Angiola. Favorisca seder ella pure.

Fabrizio. Non importa; sto bene in piedi.

Angiola. In verità mi dà soggezione. M’alzo anch’io dunque.

Fabrizio. Via, per compiacerla sederò.

Angiola. So che stamattina è stato da vossignoria mio marito.

Fabrizio. Sì signora, è vero.

Angiola. E gli ha portato certe gioje in pegno, per dugento scudi.

Fabrizio. Verissimo.

Angiola. Pare a lei, signor Fabrizio, che sieno queste azioni onorate d’un marito, che va a impegnare le gioje della consorte?

Fabrizio. Per me non saprei; ma direbbe il signor Raimondo: pare a voi che sieno azioni buone di una moglie, che va a impegnare i pendenti e gli anelli, senza licenza di suo marito?

Angiola. Chi ha detto a voi, che tali cose sieno da me state impegnate?

Fabrizio. Stupisco che me lo domandiate; signora, non ha la moglie da comunicare al marito le azioni sue? Non ha tardato un momento a dirmelo la signora Costanza.

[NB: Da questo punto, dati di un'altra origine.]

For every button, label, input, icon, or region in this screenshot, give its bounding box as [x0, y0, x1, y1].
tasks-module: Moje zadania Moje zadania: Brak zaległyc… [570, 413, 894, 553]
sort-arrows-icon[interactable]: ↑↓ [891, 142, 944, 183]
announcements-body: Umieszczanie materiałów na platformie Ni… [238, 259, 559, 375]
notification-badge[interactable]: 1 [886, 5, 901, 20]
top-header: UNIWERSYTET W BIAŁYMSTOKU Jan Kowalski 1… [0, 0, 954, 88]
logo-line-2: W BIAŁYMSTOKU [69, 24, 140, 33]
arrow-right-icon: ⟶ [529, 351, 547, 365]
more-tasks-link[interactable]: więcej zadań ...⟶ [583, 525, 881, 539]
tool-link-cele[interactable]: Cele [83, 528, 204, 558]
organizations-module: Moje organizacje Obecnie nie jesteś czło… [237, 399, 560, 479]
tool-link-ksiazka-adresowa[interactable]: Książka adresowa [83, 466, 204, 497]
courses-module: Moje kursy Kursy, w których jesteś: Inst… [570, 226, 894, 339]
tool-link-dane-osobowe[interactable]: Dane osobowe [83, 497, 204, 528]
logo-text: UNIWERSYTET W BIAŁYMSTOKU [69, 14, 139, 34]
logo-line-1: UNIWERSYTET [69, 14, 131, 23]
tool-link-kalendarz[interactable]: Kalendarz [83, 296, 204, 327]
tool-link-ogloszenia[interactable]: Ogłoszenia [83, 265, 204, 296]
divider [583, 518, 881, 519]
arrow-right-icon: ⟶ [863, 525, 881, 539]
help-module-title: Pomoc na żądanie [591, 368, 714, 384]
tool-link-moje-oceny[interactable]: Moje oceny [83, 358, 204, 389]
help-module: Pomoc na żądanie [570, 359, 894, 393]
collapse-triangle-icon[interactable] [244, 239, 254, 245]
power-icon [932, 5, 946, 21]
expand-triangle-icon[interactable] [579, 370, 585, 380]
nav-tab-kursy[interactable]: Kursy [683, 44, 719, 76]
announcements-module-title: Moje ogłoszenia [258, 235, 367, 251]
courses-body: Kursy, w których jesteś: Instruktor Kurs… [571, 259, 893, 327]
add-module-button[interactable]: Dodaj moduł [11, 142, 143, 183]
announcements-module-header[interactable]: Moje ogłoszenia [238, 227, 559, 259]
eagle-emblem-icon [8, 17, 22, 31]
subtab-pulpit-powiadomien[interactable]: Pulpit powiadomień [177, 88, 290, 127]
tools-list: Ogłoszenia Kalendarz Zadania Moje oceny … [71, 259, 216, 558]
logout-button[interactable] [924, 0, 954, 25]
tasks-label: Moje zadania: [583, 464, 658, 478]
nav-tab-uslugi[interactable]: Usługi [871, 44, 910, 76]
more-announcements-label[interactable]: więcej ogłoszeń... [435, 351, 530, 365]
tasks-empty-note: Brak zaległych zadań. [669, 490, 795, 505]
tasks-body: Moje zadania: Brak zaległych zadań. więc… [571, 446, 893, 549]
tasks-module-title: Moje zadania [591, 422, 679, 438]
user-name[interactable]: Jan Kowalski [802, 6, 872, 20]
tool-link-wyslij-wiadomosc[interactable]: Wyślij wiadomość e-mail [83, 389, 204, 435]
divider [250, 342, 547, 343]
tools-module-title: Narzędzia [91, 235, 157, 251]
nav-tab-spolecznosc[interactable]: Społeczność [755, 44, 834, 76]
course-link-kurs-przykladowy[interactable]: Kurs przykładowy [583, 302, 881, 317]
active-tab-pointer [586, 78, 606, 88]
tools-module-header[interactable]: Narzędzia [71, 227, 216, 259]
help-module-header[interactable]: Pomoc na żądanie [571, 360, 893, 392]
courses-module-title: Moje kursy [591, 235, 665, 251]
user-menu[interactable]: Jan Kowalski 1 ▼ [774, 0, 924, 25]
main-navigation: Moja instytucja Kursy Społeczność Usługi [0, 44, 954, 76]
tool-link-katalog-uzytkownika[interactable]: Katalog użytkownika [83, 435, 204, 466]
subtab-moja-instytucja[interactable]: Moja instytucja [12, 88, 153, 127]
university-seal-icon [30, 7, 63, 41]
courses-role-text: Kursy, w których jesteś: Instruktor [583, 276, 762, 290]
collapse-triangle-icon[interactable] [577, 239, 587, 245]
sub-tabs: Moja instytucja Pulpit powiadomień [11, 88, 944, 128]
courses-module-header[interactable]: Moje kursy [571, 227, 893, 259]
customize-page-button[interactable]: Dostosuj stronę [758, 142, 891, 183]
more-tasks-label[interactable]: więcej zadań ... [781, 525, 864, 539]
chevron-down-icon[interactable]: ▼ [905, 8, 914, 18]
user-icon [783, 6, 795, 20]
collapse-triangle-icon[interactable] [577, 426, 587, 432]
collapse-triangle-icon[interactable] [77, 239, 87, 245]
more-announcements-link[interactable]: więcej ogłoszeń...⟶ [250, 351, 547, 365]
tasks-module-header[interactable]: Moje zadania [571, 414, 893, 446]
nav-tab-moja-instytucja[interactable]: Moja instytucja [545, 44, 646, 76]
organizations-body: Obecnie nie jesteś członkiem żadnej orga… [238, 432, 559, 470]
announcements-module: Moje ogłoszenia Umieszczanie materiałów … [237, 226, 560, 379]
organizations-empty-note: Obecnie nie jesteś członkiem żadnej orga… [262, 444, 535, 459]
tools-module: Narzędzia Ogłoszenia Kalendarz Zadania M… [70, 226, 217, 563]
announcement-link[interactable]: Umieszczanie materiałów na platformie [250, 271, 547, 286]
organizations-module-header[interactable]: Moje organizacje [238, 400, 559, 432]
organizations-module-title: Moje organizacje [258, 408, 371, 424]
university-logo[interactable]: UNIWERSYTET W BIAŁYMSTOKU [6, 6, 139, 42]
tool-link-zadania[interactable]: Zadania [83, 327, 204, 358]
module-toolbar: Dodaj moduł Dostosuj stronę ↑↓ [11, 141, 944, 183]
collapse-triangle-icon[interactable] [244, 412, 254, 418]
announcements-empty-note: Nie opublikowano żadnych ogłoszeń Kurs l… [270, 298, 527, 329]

Angiola. (Bacchettonaccia del diavolo! così mantiene la sua parola?) (da sè)

Fabrizio. Ma tanto io che mia moglie siamo persone oneste, e non v’è dubbio che dalla bocca nostra si sappia.

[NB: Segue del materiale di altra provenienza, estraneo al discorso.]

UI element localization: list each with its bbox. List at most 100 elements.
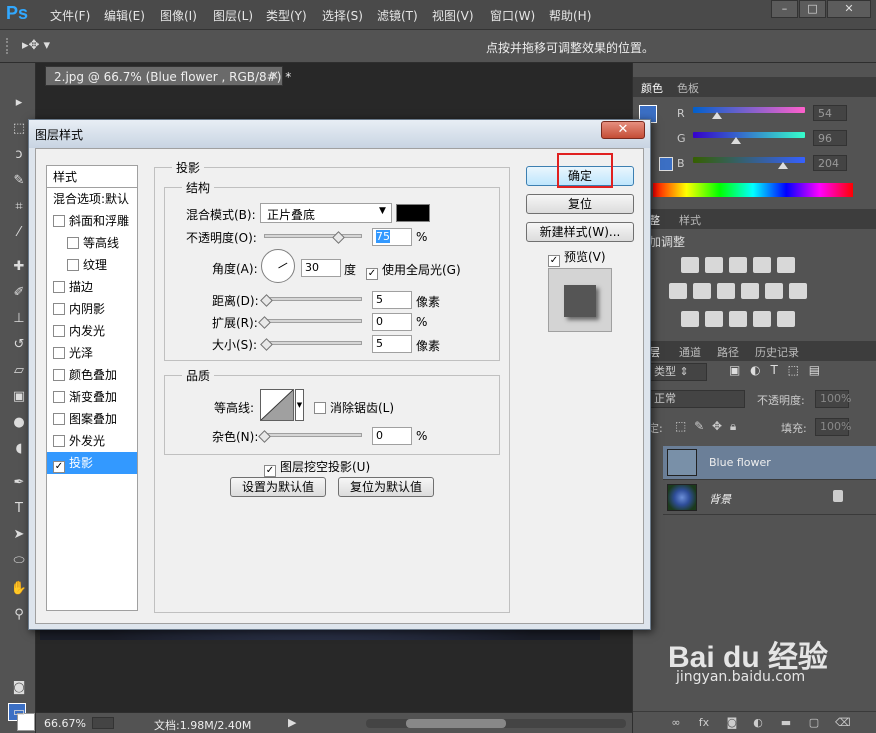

Angiola. Ne son certissima. Conosco bene il carattere del signor Fabrizio: un uomo che si può dire il ritratto della bontà e della gentilezza.

Fabrizio. Oh signora, non dica tanto.

Angiola. Tutti quelli che hanno avuto l’incontro di trattare con voi, non si saziano di lodare la vostra gentil maniera.

Fabrizio. La prego; so che non merito...

Angiola. Ed io non ho mai avuto questa fortuna, che la desiderava tanto.

Fabrizio. In che la posso servire?

Angiola. E ora trovo anche più in voi di quello mi fu dagli altri rappresentato.